More and more, Bay Street's financial services workers are waiting for the ax to fall.
Though job losses here aren't nearly as common as at U.S. banks, Canadian firms have been cutting jobs as they take huge write-offs in the wake of earnings declines. BMO Capital Markets, CIBC World Markets and the Ontario Teachers Pension Plan have each trimmed their workforces, according to media reports. Smaller firms such as Canaccord Capital, AIC Ltd. and CI Financial Income Fund have also reduced staff.
Given the current economic conditions, recruiters say it's imperative for job seekers to have realistic expectations in their search. Switching career paths now may be especially difficult, says Ken Stouffer, who recruits financial jobs for Fulcrum Search Science of Toronto.

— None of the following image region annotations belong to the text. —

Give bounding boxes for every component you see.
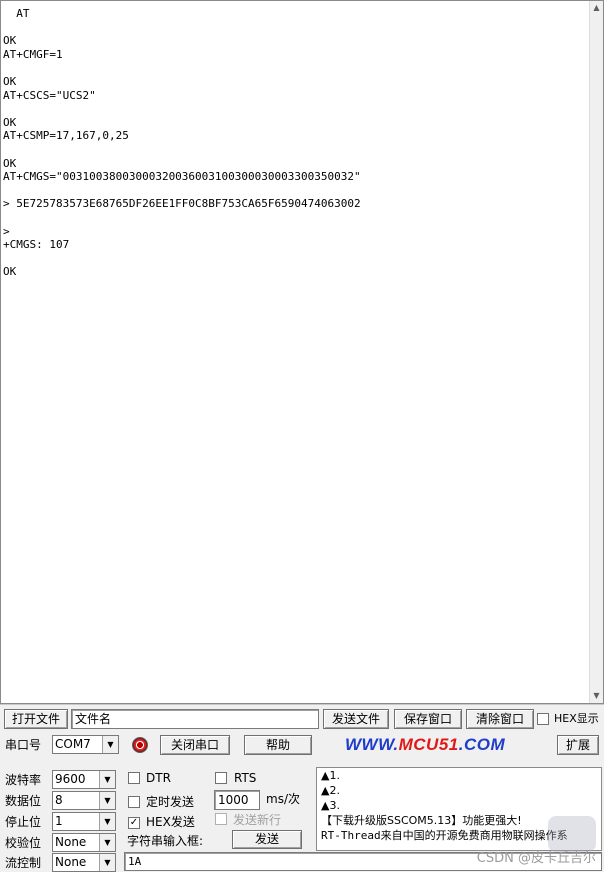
- dtr-label: DTR: [146, 771, 171, 785]
- chevron-down-icon[interactable]: ▼: [99, 834, 115, 851]
- terminal-line: AT+CMGF=1: [3, 47, 63, 61]
- flow-control-label: 流控制: [5, 856, 42, 870]
- parity-label: 校验位: [5, 836, 42, 850]
- flow-control-value: None: [55, 855, 87, 869]
- receive-terminal[interactable]: AT OK AT+CMGF=1 OK AT+CSCS="UCS2" OK AT+CSMP=1…: [0, 0, 604, 704]
- chevron-down-icon[interactable]: ▼: [99, 771, 115, 788]
- terminal-scrollbar[interactable]: ▲ ▼: [589, 1, 603, 703]
- terminal-line: > 5E725783573E68765DF26EE1FF0C8BF753CA65…: [3, 197, 361, 211]
- stop-bits-value: 1: [55, 814, 63, 828]
- interval-unit-label: ms/次: [266, 792, 300, 806]
- clear-window-button[interactable]: 清除窗口: [466, 709, 534, 729]
- timed-send-checkbox[interactable]: [128, 796, 140, 808]
- scroll-up-icon[interactable]: ▲: [590, 1, 603, 15]
- port-status-icon: [132, 737, 148, 753]
- rts-label: RTS: [234, 771, 257, 785]
- terminal-line: AT+CMGS="0031003800300032003600310030003…: [3, 170, 361, 184]
- expand-button[interactable]: 扩展: [557, 735, 599, 755]
- flow-control-select[interactable]: None ▼: [52, 853, 116, 872]
- hex-send-label: HEX发送: [146, 815, 195, 829]
- help-button[interactable]: 帮助: [244, 735, 312, 755]
- brand-part-mcu51: MCU51: [398, 735, 459, 754]
- parity-select[interactable]: None ▼: [52, 833, 116, 852]
- terminal-line: OK: [3, 156, 17, 170]
- stop-bits-label: 停止位: [5, 815, 42, 829]
- terminal-line: +CMGS: 107: [3, 238, 70, 252]
- terminal-line: AT+CSMP=17,167,0,25: [3, 129, 129, 143]
- baud-value: 9600: [55, 772, 86, 786]
- brand-part-www: WWW.: [345, 735, 399, 754]
- chevron-down-icon[interactable]: ▼: [99, 854, 115, 871]
- control-panel: 打开文件 文件名 发送文件 保存窗口 清除窗口 HEX显示 串口号 COM7 ▼…: [0, 704, 604, 872]
- info-line-3: ▲3.: [321, 799, 340, 812]
- input-box-label: 字符串输入框:: [127, 834, 204, 848]
- csdn-watermark: CSDN @皮卡丘吉尔: [476, 851, 596, 866]
- terminal-line: OK: [3, 74, 17, 88]
- brand-logo[interactable]: WWW.MCU51.COM: [345, 735, 505, 755]
- dtr-checkbox[interactable]: [128, 772, 140, 784]
- info-line-1: ▲1.: [321, 769, 340, 782]
- save-window-button[interactable]: 保存窗口: [394, 709, 462, 729]
- terminal-line: OK: [3, 265, 17, 279]
- file-name-field[interactable]: 文件名: [71, 709, 319, 729]
- terminal-text: AT OK AT+CMGF=1 OK AT+CSCS="UCS2" OK AT+CSMP=1…: [3, 7, 587, 279]
- send-button[interactable]: 发送: [232, 830, 302, 849]
- timed-send-label: 定时发送: [146, 795, 195, 809]
- port-value: COM7: [55, 737, 91, 751]
- close-port-button[interactable]: 关闭串口: [160, 735, 230, 755]
- data-bits-label: 数据位: [5, 794, 42, 808]
- data-bits-value: 8: [55, 793, 63, 807]
- chevron-down-icon[interactable]: ▼: [102, 736, 118, 753]
- parity-value: None: [55, 835, 87, 849]
- hex-display-label: HEX显示: [554, 712, 599, 725]
- open-file-button[interactable]: 打开文件: [4, 709, 68, 729]
- terminal-line: AT+CSCS="UCS2": [3, 88, 96, 102]
- brand-part-com: .COM: [458, 735, 506, 754]
- scroll-down-icon[interactable]: ▼: [590, 689, 603, 703]
- send-newline-checkbox[interactable]: [215, 813, 227, 825]
- port-select[interactable]: COM7 ▼: [52, 735, 119, 754]
- stop-bits-select[interactable]: 1 ▼: [52, 812, 116, 831]
- rts-checkbox[interactable]: [215, 772, 227, 784]
- terminal-line: >: [3, 224, 10, 238]
- interval-input[interactable]: 1000: [214, 790, 260, 810]
- baud-label: 波特率: [5, 773, 42, 787]
- hex-send-checkbox[interactable]: ✓: [128, 817, 140, 829]
- chevron-down-icon[interactable]: ▼: [99, 813, 115, 830]
- info-line-2: ▲2.: [321, 784, 340, 797]
- chevron-down-icon[interactable]: ▼: [99, 792, 115, 809]
- baud-select[interactable]: 9600 ▼: [52, 770, 116, 789]
- send-file-button[interactable]: 发送文件: [323, 709, 389, 729]
- send-newline-label: 发送新行: [233, 813, 282, 827]
- hex-display-checkbox[interactable]: [537, 713, 549, 725]
- terminal-line: OK: [3, 115, 17, 129]
- port-label: 串口号: [5, 738, 42, 752]
- data-bits-select[interactable]: 8 ▼: [52, 791, 116, 810]
- terminal-line: AT: [3, 7, 30, 20]
- terminal-line: OK: [3, 34, 17, 48]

"It is harder because there are not as many companies hiring and the competition is stronger," he points out. "We are not as far along the recessionary path as the States. Our rough ride is following a bit later."
Related industries are getting hit hard as well. Real estate investment trusts are getting rid of their controllers and replacing them with lower-priced executives, says Lisa Ludmer, director of permanent and professional placement at Adecco Employment Services in Toronto. She expects to see many companies restructure during the first quarter of 2009.
"Companies are still looking for talent, (but) they are really being picky," she says. "We need revenue-generating employees in every company."
Analysts and recruiters expect more job cuts as the weakening global economy continues to batter the Canadian economy and earnings of banks decline, particularly in their investment banking and brokerage businesses. In addition, more write-downs of bad loans are expected. Dundee Capital Markets Analyst John Aiken recently told the Financial Post he was surprised there had not already been announcements of "significant" job cuts, but pointed out banks try to avoid cutting heads around the holidays.
"The world has changed since September ...when Lehman was allowed to go down," observes Faye Thorek, a partner with Thorek/Scott & Partners, a Toronto-based firm specializing in financial services recruiting. "The market is changing and skills (employers need) are changing. Some people will never do the type of work they did before."
Job seekers who are contacting her firm are "cautious but worried," Thorek says. And no wonder: The once red-hot economy in Canada is slowing. Though the U.S. is in a recession, the Canadian economy is continuing to grow - albeit at a tepid 0.3 percent in the third quarter. However, pundits expect the U.S. recession will drag down Canada's economy as well. Banks are feeling the pressure.
After his firm's recent earnings report, BMO Chief Executive Bill Downe predicted tougher times ahead. Meanwhile, Scotiabank reported a double-digit decline in profits. "While Canadian banks have fared better than their counterparts in other parts of the world, none of us have been immune to the forces buffeting global markets," said Scotiabank CEO Rick Waugh.
In her 37 years in business, Thorek has seen nothing like the current job market. "I have been through recessions and mini recessions," she says. "This is very deep and very broad and this is global."